Dianne here….and Happy New Year everyone. It is even cold in California. Good weather to be braiding and rug hooking. I am making a round cushy chair pad for a friend’s piano bench. She has been going to the gym consistently and has ‘less padding’ for the hard bench!
But today I am writing about strip rugs. I had written a post awhile ago (this may be the link….or not http://wp.me/p4qaPu-7i) about my first attempt at a strip rug for the entryway of our vacation rental. It was hard finding someone to stitch the ends and the rug did not completely cover the area of the previous rattan rug so there is a slight discoloration you can make out on the sides. so I wanted the next rug to cover more completely (same rattan rug but in front of the kitchen door) and find a better way to have it stitched.

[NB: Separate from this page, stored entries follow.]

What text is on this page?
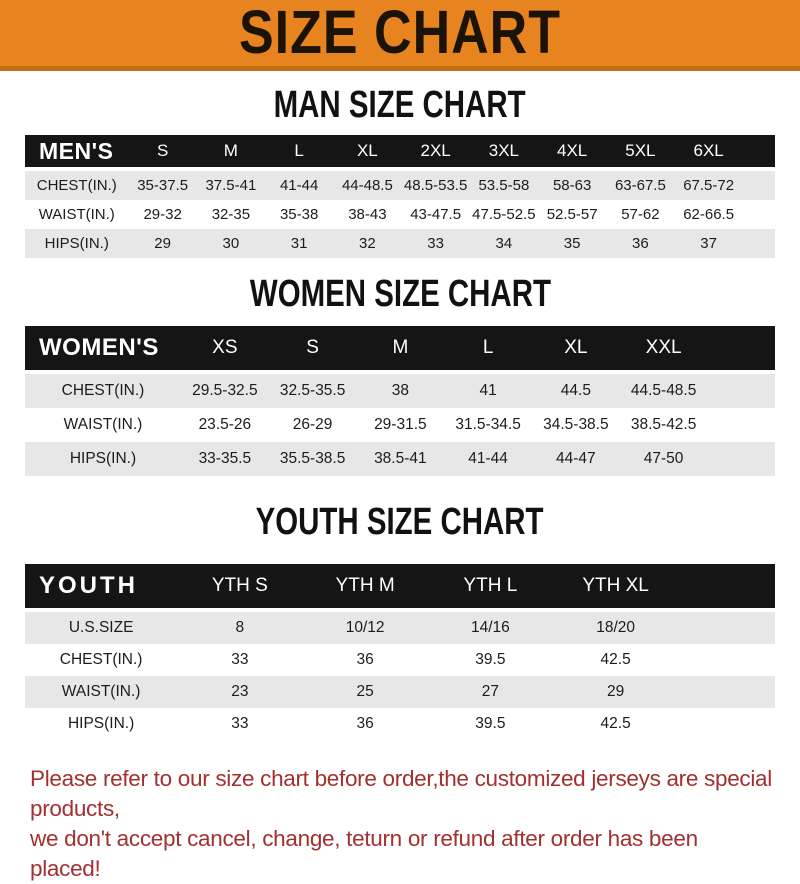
SIZE CHART
MAN SIZE CHART
MEN'S	S	M	L	XL	2XL	3XL	4XL	5XL	6XL	
CHEST(IN.)	35-37.5	37.5-41	41-44	44-48.5	48.5-53.5	53.5-58	58-63	63-67.5	67.5-72	
WAIST(IN.)	29-32	32-35	35-38	38-43	43-47.5	47.5-52.5	52.5-57	57-62	62-66.5	
HIPS(IN.)	29	30	31	32	33	34	35	36	37	
WOMEN SIZE CHART
WOMEN'S	XS	S	M	L	XL	XXL	
CHEST(IN.)	29.5-32.5	32.5-35.5	38	41	44.5	44.5-48.5	
WAIST(IN.)	23.5-26	26-29	29-31.5	31.5-34.5	34.5-38.5	38.5-42.5	
HIPS(IN.)	33-35.5	35.5-38.5	38.5-41	41-44	44-47	47-50	
YOUTH SIZE CHART
YOUTH	YTH S	YTH M	YTH L	YTH XL	
U.S.SIZE	8	10/12	14/16	18/20	
CHEST(IN.)	33	36	39.5	42.5	
WAIST(IN.)	23	25	27	29	
HIPS(IN.)	33	36	39.5	42.5	
Please refer to our size chart before order,the customized jerseys are special products,
we don't accept cancel, change, teturn or refund after order has been placed!
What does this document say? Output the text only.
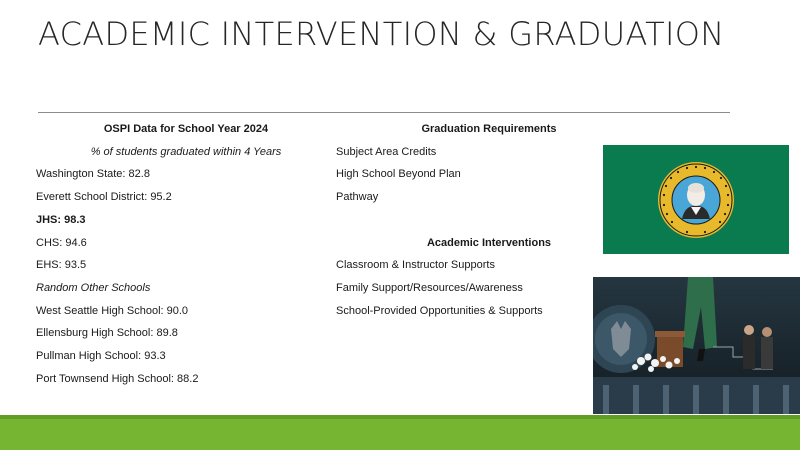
ACADEMIC INTERVENTION & GRADUATION
OSPI Data for School Year 2024
% of students graduated within 4 Years
Washington State: 82.8
Everett School District: 95.2
JHS: 98.3
CHS: 94.6
EHS: 93.5
Random Other Schools
West Seattle High School: 90.0
Ellensburg High School: 89.8
Pullman High School: 93.3
Port Townsend High School: 88.2
Graduation Requirements
Subject Area Credits
High School Beyond Plan
Pathway
Academic Interventions
Classroom & Instructor Supports
Family Support/Resources/Awareness
School-Provided Opportunities & Supports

I liked the way I worked with the pattern of the first rug so I found a lot of old 3″ rolls in my stash of what was probably Pendleton jacquard upholstery fabric. I had made a large round rug a few years ago by using strips from both sides of the jacquard weave but still had a lot left. the 3″ rolls yielded two patterns when cut into 1.5″ strips and I separated them and began braiding, taking care to match the design in the 3 like strips as much as I could. I took the young rug to Methuen and was surprised it was widely praised for the design that was created by matching the braids. Friendly comments helped me decide to arrange the two sides of the pattern in groups of 2 and here is the photo at show and tell where you can see the pattern developing. I can’t say enough for the wonderful experience a Braid In such as Methuen New England Braids or Valley Forge or the Thetis Woolgathering, etc gives us in terms of community and welcomed advice!
So I continued and found a young man who recently bought a local upholstery shop in town and he agreed to try to stitch the rug as long as I was there to ‘lead’ him. He stitched twice and it worked! I took the rug out to the house and cut the fringe as straight as I could, then tapered the ends so they would not be as thick.

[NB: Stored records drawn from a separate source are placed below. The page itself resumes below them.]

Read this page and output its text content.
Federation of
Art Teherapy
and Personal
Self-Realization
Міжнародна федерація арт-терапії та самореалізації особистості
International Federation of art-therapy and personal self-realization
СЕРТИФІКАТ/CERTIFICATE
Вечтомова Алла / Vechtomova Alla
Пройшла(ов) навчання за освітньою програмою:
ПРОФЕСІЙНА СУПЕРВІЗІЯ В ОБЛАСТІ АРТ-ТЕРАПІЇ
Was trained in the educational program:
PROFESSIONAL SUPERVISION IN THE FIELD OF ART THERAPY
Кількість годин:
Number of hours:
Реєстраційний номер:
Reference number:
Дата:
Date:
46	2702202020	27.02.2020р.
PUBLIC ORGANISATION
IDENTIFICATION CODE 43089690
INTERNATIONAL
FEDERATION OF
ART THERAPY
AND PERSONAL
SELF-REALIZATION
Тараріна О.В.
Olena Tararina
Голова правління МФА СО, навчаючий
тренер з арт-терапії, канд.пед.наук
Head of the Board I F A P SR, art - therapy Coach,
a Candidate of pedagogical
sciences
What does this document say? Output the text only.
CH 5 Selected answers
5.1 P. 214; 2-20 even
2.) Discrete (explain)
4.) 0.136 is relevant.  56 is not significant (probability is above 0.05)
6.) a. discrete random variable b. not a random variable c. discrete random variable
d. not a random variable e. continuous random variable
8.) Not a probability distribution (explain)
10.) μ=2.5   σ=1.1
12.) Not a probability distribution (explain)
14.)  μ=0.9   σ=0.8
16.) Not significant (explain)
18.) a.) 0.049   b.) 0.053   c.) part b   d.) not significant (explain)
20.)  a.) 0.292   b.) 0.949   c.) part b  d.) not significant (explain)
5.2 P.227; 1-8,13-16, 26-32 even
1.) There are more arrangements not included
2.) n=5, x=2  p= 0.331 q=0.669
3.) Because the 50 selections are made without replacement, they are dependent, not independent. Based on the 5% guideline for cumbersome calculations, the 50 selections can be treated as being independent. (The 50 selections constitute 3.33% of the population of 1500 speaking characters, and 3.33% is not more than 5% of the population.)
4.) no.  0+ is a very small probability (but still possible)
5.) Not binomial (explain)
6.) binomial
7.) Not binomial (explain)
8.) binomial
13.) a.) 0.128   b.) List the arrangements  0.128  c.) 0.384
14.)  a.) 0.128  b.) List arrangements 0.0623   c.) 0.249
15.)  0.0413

I am happy with the results, happier than with the first rug. The strips were 2 yds long and I was constrained to that length and to the width of the door. With flat wool there would have been more leeway and I could have cut the braids shorter but then I wouldn’t have been able to put the ‘design’ in the rug.
What these experiences have taught me is that strip rugs are easier than I thought; no increases and little problem with keeping flat. I think they could be a good project for a beginner; what do you think?